# just do IT

## Thursday, December 24, 2009

### Ex 10.4-3 of introduction to algorithms

Question:
Write an O(n)-time nonrecursive procedure that, given an n-node binary tree, prints out the key of each node in the tree. Use a stack as an auxiliary data structure.

This isn't a difficult question. But the skill of turning a recursive algorithm to non-recursive algorithm is so important, it worths a blog post.

The data structure for tree node used in this post is defined as:
class TreeNode
{
public:
int value;
TreeNode* left; // left child node
TreeNode* right; // right child node
}

The simplest and cleanest algorithm for binary tree traversal is the recursion. As shown below:
void inOrderTraversalRecursive(TreeNode* node)
{
if(Null == node)
return;
inOrderTraversalRecursive(node->left); // visit left sub-tree first
visit(node); // visit current node
inOrderTraversalRecursive(node->right); // visit right sub-tree
}

In this algorithm, each time we goes down a level to the calling stack, a new stack frame will be created for the new function call. Then the context changes to the new stack frame. And the node is kept on the previous stack frame. In current stack frame, node is the left or right child of last stack frame's node. With the help of stack, after a function call is finished, the context changes back to the previous stack frame and consequently gets back to the parent node. Because this stack is managed automatically be the compiler, this algorithm becomes so simple. But this stack isn't unlimited, if the tree's height is large enough, the stack may exhaust. In order to get over this limit, we can use a heap (whose limit is far larger.) based stack data structure and manage it ourselves.

This is done in a loop. Each iteration of the loop is regarded as a function call in recursive version.
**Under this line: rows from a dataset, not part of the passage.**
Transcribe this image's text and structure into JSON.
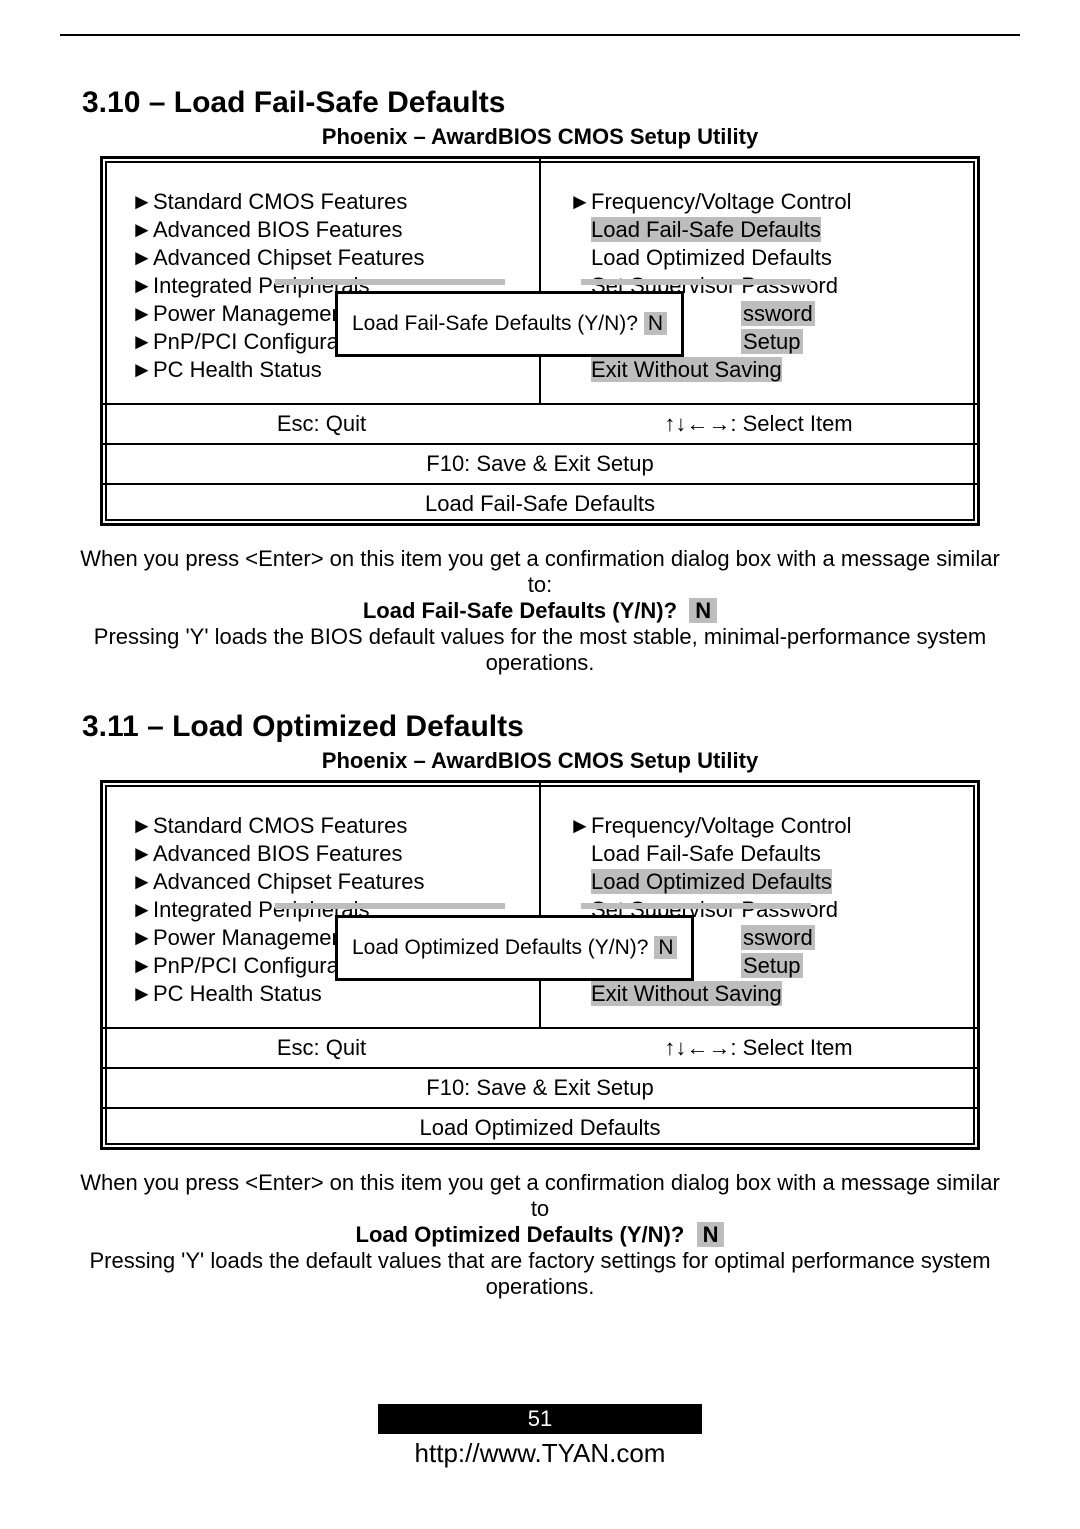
{
  "sections": {
    "s1_heading": "3.10 – Load Fail-Safe Defaults",
    "s2_heading": "3.11 – Load Optimized Defaults"
  },
  "bios": {
    "title": "Phoenix – AwardBIOS CMOS Setup Utility",
    "left": {
      "items": [
        {
          "arrow": "►",
          "label": "Standard CMOS Features"
        },
        {
          "arrow": "►",
          "label": "Advanced BIOS Features"
        },
        {
          "arrow": "►",
          "label": "Advanced Chipset Features"
        },
        {
          "arrow": "►",
          "label": "Integrated Peripherals"
        },
        {
          "arrow": "►",
          "label": "Power Management"
        },
        {
          "arrow": "►",
          "label": "PnP/PCI Configurati"
        },
        {
          "arrow": "►",
          "label": "PC Health Status"
        }
      ]
    },
    "right": {
      "items": [
        {
          "arrow": "►",
          "label": "Frequency/Voltage Control"
        },
        {
          "arrow": "",
          "label": "Load Fail-Safe Defaults"
        },
        {
          "arrow": "",
          "label": "Load Optimized Defaults"
        },
        {
          "arrow": "",
          "label": "Set Supervisor Password"
        },
        {
          "arrow": "",
          "label_tail": "ssword"
        },
        {
          "arrow": "",
          "label_tail": "Setup"
        },
        {
          "arrow": "",
          "label": "Exit Without Saving"
        }
      ]
    },
    "footer": {
      "esc": "Esc:  Quit",
      "nav": "↑↓←→: Select Item",
      "f10": "F10:  Save & Exit Setup"
    },
    "dialog1": {
      "text": "Load Fail-Safe Defaults (Y/N)?",
      "answer": "N",
      "help": "Load Fail-Safe Defaults"
    },
    "dialog2": {
      "text": "Load Optimized Defaults (Y/N)?",
      "answer": "N",
      "help": "Load Optimized Defaults"
    }
  },
  "explain1": {
    "line1": "When you press <Enter> on this item you get a confirmation dialog box with a message similar to:",
    "bold": "Load Fail-Safe Defaults (Y/N)?",
    "n": "N",
    "line2": "Pressing 'Y' loads the BIOS default values for the most stable, minimal-performance system operations."
  },
  "explain2": {
    "line1": "When you press <Enter> on this item you get a confirmation dialog box with a message similar to",
    "bold": "Load Optimized Defaults (Y/N)?",
    "n": "N",
    "line2": "Pressing 'Y' loads the default values that are factory settings for optimal performance system operations."
  },
  "page_footer": {
    "page_num": "51",
    "url": "http://www.TYAN.com"
  }
}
At proper point of the iteration, we must push/pop node from/to stack so that the context of the iteration can be maintained.
In recursive version, if node is not null, we need to save current node in stack (push) and change node to node->left. Otherwise, the function call returns right away, which means the node is restored (pop) to the value in last call stack frame. After the left sub-tree has been visited, we visit current node.
Then we save (push) current node again and change node to node->right to visit right sub-tree. After it's done, we need to restore (pop) node. But as we can see in the recursive version, the node isn't used at all after the right sub-tree has been visited. That's to say, it's not necessary to save context before we visit right sub-tree any more. This procedure can be omitted in this case.
The last thing to determine is the termination condition. In what situation can we terminate the loop? First, it's clear that the stack should be empty when the loop terminates. But this isn't enough, the node should be null as well to terminate the loop.

void inOrderTraversalStack(TreeNode* root)
{
typedef std::stack<TreeNode*> TreeStack;
TreeStack stack;
TreeNode *node = root;
while(NULL != node || !stack.empty())
{
if(NULL != node)
{
stack.push(node);
node = node->left;
}
else
{
node = stack.top();
stack.pop();
visit(node);
node = node->right;
}
}
}